あなたは、美しい容姿の者しか目にいれないのでは?
「ゆうり、俺のこと見張ってたの」
「幼馴染を見張るなんて思わなかったよ」
———-幼馴染?
こんなに美しい少年と低脳が?
「なんで」
「え?」
「なんで、その低脳に、優しくするんです…?」
「……?好きだからですよ」
「な、なぜ?」
「美しいからです」
どこが?
だって、美しいものしか食べない人たちが、こんな少年を…
どうして
「どうして、そんな低脳で醜い少年を!?
あなたたちは美しい容姿の者しか、食べないでしょ、目に入れないでしょ!?」
「陽翔ちゃんかわいい顔なのにね」
最低、と蜜樹は男から距離を取った。
「だって、美しい容姿の少女たちを食べてたじゃないか!!?
だから、醜いものは目に入らないように、なんでわかってくれない…!?」
「あなたは美しいですね」
「えっ?」
「さぁ、どうぞ」
梅はミヤコが運転席に座る車を指差した。
男はそう言われ、誘われるかのように車に乗り込む。
「では、陽翔くんと女優さん
また会いましょう」
「じゃあな」
「え、あ、待て!」
陽翔はラナの手を見て、深追いしようとした足を止めた。
「大丈夫だから、陽翔」
「傷残っちゃうよ。
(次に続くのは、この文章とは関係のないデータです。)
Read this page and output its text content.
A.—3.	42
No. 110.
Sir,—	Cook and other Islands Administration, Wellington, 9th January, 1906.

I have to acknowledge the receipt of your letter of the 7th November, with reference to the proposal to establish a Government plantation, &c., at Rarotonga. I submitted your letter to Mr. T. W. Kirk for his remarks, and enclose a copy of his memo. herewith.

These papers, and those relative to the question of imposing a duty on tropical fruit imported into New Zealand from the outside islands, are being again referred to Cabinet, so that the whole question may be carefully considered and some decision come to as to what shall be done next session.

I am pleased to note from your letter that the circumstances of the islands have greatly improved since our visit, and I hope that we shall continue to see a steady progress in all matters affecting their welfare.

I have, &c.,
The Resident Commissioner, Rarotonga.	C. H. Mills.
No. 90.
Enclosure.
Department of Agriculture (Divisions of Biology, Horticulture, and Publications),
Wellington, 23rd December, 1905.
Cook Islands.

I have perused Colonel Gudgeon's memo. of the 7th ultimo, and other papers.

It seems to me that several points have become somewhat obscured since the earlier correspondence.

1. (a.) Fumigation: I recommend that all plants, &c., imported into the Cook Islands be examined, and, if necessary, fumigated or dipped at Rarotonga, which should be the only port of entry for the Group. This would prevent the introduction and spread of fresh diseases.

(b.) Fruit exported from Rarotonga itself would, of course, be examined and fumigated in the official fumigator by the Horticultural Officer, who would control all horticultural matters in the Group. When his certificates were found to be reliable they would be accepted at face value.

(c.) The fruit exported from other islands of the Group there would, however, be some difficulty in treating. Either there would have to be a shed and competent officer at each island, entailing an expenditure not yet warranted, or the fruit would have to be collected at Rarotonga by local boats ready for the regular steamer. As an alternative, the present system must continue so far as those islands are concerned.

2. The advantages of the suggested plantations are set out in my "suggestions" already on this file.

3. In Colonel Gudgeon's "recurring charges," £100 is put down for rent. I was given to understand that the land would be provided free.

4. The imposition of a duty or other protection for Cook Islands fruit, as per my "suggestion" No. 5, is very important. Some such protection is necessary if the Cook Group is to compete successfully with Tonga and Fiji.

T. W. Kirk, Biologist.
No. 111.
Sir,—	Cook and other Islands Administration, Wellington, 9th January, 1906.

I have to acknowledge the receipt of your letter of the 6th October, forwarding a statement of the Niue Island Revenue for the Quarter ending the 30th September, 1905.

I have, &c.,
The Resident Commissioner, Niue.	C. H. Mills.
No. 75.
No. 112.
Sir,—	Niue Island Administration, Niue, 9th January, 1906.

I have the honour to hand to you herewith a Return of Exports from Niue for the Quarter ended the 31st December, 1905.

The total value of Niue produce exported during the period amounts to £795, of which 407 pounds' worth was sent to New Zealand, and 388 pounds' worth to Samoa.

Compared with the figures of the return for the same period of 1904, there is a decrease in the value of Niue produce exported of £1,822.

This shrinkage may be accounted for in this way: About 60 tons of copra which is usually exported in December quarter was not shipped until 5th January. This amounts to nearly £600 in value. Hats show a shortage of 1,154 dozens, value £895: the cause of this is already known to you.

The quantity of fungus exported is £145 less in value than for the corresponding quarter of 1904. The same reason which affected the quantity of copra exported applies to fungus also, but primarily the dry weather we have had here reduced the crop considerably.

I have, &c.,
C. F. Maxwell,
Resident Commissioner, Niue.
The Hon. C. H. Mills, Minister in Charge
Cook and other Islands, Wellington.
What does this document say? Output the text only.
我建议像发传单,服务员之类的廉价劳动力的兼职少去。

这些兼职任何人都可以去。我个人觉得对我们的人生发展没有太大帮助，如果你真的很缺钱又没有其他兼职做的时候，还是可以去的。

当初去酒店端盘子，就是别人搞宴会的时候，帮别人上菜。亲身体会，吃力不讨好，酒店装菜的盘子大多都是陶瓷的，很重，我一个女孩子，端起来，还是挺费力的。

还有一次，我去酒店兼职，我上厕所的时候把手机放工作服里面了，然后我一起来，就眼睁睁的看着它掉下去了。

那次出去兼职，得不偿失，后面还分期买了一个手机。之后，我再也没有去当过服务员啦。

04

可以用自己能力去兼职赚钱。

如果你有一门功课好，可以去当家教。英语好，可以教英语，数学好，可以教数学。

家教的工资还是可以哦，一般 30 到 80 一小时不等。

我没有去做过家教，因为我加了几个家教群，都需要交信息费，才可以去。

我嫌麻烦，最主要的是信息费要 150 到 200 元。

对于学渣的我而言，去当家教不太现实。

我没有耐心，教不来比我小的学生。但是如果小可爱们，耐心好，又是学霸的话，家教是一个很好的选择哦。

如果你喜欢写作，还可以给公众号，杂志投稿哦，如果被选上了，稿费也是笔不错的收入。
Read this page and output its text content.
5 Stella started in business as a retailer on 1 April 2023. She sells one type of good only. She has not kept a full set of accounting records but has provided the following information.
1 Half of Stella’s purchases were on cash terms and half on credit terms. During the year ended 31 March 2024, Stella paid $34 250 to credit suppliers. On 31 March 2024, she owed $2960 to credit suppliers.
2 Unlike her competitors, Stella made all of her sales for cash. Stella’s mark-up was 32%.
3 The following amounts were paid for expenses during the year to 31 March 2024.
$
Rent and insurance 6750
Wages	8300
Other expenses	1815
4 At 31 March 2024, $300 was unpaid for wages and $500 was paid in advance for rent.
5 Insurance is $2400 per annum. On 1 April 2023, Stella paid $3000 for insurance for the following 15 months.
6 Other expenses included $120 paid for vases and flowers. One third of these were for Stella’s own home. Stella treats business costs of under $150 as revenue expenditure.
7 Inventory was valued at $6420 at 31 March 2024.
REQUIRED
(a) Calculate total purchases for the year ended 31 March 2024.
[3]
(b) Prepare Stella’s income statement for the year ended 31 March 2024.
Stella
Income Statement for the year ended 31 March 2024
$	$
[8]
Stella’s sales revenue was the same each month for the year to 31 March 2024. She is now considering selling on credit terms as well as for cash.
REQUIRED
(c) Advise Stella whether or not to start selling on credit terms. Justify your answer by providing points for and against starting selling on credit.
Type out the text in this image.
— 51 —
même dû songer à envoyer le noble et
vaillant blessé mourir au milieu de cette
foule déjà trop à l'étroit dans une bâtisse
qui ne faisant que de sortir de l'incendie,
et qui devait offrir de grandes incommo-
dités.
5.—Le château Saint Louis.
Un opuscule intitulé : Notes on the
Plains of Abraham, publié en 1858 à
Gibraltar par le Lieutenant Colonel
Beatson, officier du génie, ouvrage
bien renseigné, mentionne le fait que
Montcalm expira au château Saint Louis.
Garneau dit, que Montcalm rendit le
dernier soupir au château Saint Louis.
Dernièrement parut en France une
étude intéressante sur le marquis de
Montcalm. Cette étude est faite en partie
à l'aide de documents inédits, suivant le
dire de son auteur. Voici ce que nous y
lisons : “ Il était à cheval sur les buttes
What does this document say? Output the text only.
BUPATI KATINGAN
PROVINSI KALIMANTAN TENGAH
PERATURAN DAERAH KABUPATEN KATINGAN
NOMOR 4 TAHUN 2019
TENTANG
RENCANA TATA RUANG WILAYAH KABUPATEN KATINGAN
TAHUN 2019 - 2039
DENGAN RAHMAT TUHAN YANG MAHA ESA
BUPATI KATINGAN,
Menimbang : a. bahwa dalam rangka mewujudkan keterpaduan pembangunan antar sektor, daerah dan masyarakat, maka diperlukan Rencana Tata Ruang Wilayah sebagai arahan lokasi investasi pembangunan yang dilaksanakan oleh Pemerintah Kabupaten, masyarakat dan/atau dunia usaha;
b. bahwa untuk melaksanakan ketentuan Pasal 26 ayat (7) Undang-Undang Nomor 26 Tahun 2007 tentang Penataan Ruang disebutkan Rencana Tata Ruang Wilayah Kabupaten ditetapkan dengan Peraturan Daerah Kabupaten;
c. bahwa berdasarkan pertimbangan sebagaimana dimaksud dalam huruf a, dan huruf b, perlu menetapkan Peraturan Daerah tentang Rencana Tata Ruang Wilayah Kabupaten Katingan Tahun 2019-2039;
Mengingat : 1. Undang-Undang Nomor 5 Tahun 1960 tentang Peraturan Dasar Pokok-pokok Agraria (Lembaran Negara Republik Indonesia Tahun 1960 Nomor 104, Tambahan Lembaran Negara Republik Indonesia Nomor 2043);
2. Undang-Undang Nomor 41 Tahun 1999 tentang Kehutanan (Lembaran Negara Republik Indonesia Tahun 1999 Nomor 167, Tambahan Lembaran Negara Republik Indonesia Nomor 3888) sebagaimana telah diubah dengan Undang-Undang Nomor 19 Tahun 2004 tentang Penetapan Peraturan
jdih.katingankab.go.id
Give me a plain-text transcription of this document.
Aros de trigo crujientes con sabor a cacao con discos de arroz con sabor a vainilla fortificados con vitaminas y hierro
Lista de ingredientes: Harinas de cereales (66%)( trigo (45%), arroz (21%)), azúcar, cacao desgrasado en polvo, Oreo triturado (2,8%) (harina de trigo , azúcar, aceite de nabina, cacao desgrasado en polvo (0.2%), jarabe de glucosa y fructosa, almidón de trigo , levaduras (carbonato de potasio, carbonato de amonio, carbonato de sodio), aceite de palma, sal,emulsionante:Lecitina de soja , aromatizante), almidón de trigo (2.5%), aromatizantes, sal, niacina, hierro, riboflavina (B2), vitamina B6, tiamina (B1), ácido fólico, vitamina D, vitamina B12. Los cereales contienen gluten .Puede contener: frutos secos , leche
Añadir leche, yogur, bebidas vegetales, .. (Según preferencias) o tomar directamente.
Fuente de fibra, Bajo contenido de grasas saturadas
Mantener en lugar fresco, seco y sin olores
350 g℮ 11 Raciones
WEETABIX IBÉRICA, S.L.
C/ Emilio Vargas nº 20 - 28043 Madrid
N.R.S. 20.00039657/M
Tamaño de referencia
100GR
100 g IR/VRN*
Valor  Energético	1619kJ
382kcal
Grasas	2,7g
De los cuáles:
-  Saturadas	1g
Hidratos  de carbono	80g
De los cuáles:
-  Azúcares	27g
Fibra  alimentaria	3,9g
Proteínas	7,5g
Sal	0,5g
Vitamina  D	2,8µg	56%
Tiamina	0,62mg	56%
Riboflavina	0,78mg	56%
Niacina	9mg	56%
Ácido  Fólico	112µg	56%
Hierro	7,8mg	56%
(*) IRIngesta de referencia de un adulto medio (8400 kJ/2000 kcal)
病院行こう」
「…うん」
—————
男は気づいたら、無機質な殺風景な部屋の真ん中に座っていた。
「………なんだここは?」
後ろから首をグイっと掴まれ、白い少女と目が合った。
「あ、あなたは」
百合はそのまま男の顔を床に叩きつけた。
梅は転がった男の腹に足を置く。
「な、なにを」
「あなたは美しいですね。
お酒も飲まないし、タバコも吸わないそうですね」
「ぇ…?」
「くださいよ、あなたのことほしがる人がいるかもしれません」
「美しい者しか食べない、と言ったそうだな。
半分当たりで半分不正解だ」
「え?」
「私は、「美しく、若い、穢れのない」少女しか食べない。